Figure 3.

Mkt1 is required for efficient establishment of pericentromeric heterochromatin. (A) Schematic representation of the TSA heterochromatin re-establishment assay. Cells carrying the cen1:ade6⁺ reporter are treated with the HDAC inhibitor trichostatin A (TSA) which causes loss of H3K9me and silencing at cen1:ade6⁺, resulting in pink/white colonies on low adenine media. Following a period of recovery from TSA treatment, wild-type cells re-establish silencing resulting in red colonies; continued appearance of pink/white colonies indicates a defect in heterochromatin establishment. (B) Assay for silencing of cen1:ade6⁺. Cells were plated on low adenine media prior to TSA treatment (no TSA), after growth for 10 generations in medium containing 35 μg/ml TSA (TSA treatment), and after growth for a further 10 generations in the absence of TSA (TSA treatment + recovery). The chart shows the frequency of red, white and sectored colonies following TSA treatment and recovery. (C) ChIP-qPCR analysis of H3K9me2 levels at cen(dg) relative to act1⁺, normalised to wild-type, following TSA treatment and recovery. (D) Northern analysis of centromeric siRNAs following TSA treatment and recovery (5S rRNA is a loading control). (E) Schematic representation of the MC-dg plasmid used for the minichromosome establishment assay.
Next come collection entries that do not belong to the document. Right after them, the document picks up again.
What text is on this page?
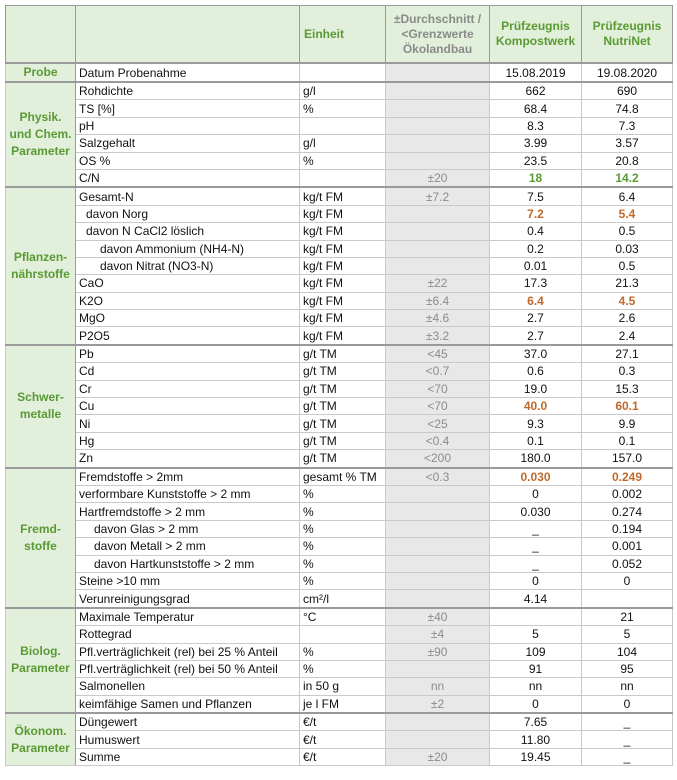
		Einheit	±Durchschnitt / <Grenzwerte Ökolandbau	Prüfzeugnis Kompostwerk	Prüfzeugnis NutriNet
Probe	Datum Probenahme			15.08.2019	19.08.2020
Physik. und Chem. Parameter	Rohdichte	g/l		662	690
	TS [%]	%		68.4	74.8
	pH			8.3	7.3
	Salzgehalt	g/l		3.99	3.57
	OS %	%		23.5	20.8
	C/N		±20	18	14.2
Pflanzen-nährstoffe	Gesamt-N	kg/t FM	±7.2	7.5	6.4
	davon Norg	kg/t FM		7.2	5.4
	davon N CaCl2 löslich	kg/t FM		0.4	0.5
	davon Ammonium (NH4-N)	kg/t FM		0.2	0.03
	davon Nitrat (NO3-N)	kg/t FM		0.01	0.5
	CaO	kg/t FM	±22	17.3	21.3
	K2O	kg/t FM	±6.4	6.4	4.5
	MgO	kg/t FM	±4.6	2.7	2.6
	P2O5	kg/t FM	±3.2	2.7	2.4
Schwer-metalle	Pb	g/t TM	<45	37.0	27.1
	Cd	g/t TM	<0.7	0.6	0.3
	Cr	g/t TM	<70	19.0	15.3
	Cu	g/t TM	<70	40.0	60.1
	Ni	g/t TM	<25	9.3	9.9
	Hg	g/t TM	<0.4	0.1	0.1
	Zn	g/t TM	<200	180.0	157.0
Fremd-stoffe	Fremdstoffe > 2mm	gesamt % TM	<0.3	0.030	0.249
	verformbare Kunststoffe > 2 mm	%		0	0.002
	Hartfremdstoffe > 2 mm	%		0.030	0.274
	davon Glas > 2 mm	%		_	0.194
	davon Metall > 2 mm	%		_	0.001
	davon Hartkunststoffe > 2 mm	%		_	0.052
	Steine >10 mm	%		0	0
	Verunreinigungsgrad	cm²/l		4.14	
Biolog. Parameter	Maximale Temperatur	°C	±40		21
	Rottegrad		±4	5	5
	Pfl.verträglichkeit (rel) bei 25 % Anteil	%	±90	109	104
	Pfl.verträglichkeit (rel) bei 50 % Anteil	%		91	95
	Salmonellen	in 50 g	nn	nn	nn
	keimfähige Samen und Pflanzen	je l FM	±2	0	0
Ökonom. Parameter	Düngewert	€/t		7.65	_
	Humuswert	€/t		11.80	_
	Summe	€/t	±20	19.45	_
The plasmid carries centromere central core sequence plus 5.6 kb of dg outer repeat sequence. The locations of primers used to monitor H3K9 methylation over the siRNA-rich region (R) and siRNA void region (V) are indicated. (F-H) In cells transformed with MC-dg, ChIP-qPCR analysis of H3K9me2 levels at cen(dg), MC-dg(R) and MC-dg(V), relative to act1⁺, normalised to wild-type. In each case data are averages of three biological replicates and error bars represent one SD; *P < 0.05, **P < 0.01.